(510e) Characterization of Extracellular Vesicles By Atomic Force Microscopy

Exosomes and
other extracellular vesicles (EVs) are molecular
complexes consisting of a lipid membrane vesicle, its surface decoration by membrane
proteins and other molecules, and diverse luminal content inherited from a
parent cell, which includes RNAs, proteins, and DNAs. The characterization of
the hydrodynamic sizes of EVs, which depends on the size of the vesicle and its
coronal layer formed by surface decorations, has become routine. For exosomes,
the smallest of EVs, the relative difference between the hydrodynamic and
vesicles sizes is significant. The characterization of vesicles sizes by the cryogenic
transmission electron microscopy (cryo-TEM) imaging,
a gold standard technique, remains a challenge due to the cost of the
instrument, the expertise required to perform the sample preparation, imaging
and data analysis, and a small number of particles often observed in images.

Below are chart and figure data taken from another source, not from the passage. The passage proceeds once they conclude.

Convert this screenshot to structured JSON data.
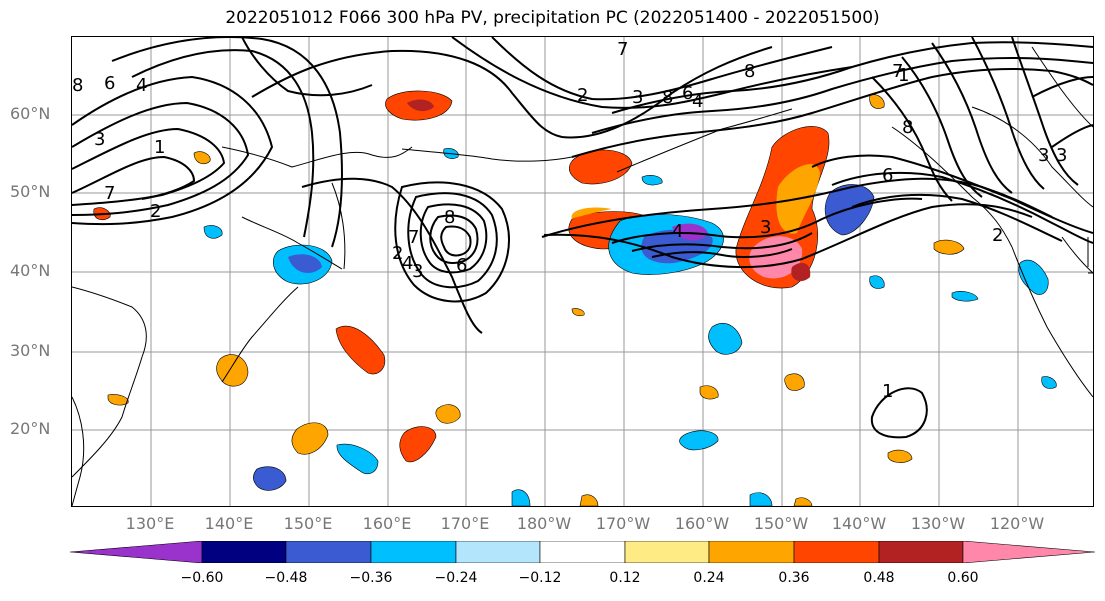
{
  "title": "2022051012 F066 300 hPa PV, precipitation PC (2022051400 - 2022051500)",
  "axes": {
    "lat_labels": [
      "60°N",
      "50°N",
      "40°N",
      "30°N",
      "20°N"
    ],
    "lon_labels": [
      "130°E",
      "140°E",
      "150°E",
      "160°E",
      "170°E",
      "180°W",
      "170°W",
      "160°W",
      "150°W",
      "140°W",
      "130°W",
      "120°W"
    ]
  },
  "colorbar": {
    "ticks": [
      "−0.60",
      "−0.48",
      "−0.36",
      "−0.24",
      "−0.12",
      "0.12",
      "0.24",
      "0.36",
      "0.48",
      "0.60"
    ],
    "colors": [
      "#9933cc",
      "#000080",
      "#3a5bd1",
      "#00bfff",
      "#b3e5fc",
      "#ffffff",
      "#ffeb84",
      "#ffa500",
      "#ff4500",
      "#b22222",
      "#ff88aa"
    ]
  },
  "contour_labels": [
    "8",
    "6",
    "4",
    "3",
    "1",
    "7",
    "2",
    "7",
    "8",
    "6",
    "4",
    "2",
    "3",
    "2",
    "7",
    "8",
    "8",
    "7",
    "3",
    "6",
    "1",
    "3",
    "3",
    "4",
    "2",
    "1",
    "6",
    "4",
    "3",
    "8"
  ]
}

A
widely available and accessible alternative is the atomic force microscopy
(AFM), which can produce versatile data on three-dimensional geometry, size,
and other biophysical properties of extracellular vesicles. In this
presentation we guide the users in utilizing this analytical tool and outlines
the workflow for the analysis of EVs by the AFM, which includes the sample
preparation for imaging EVs in hydrated or desiccated form, the electrostatic
immobilization of vesicles on a substrate, data acquisition, its analysis, and
interpretation. The representative results (Figure 1) demonstrate that the fixation
of EVs on the modified mica surface is predictable, customizable, and allows
the user to obtain sizing results for a large number of vesicles. The vesicle
sizing based on the AFM data was found to be consistent with the cryo-TEM imaging (Figure 2).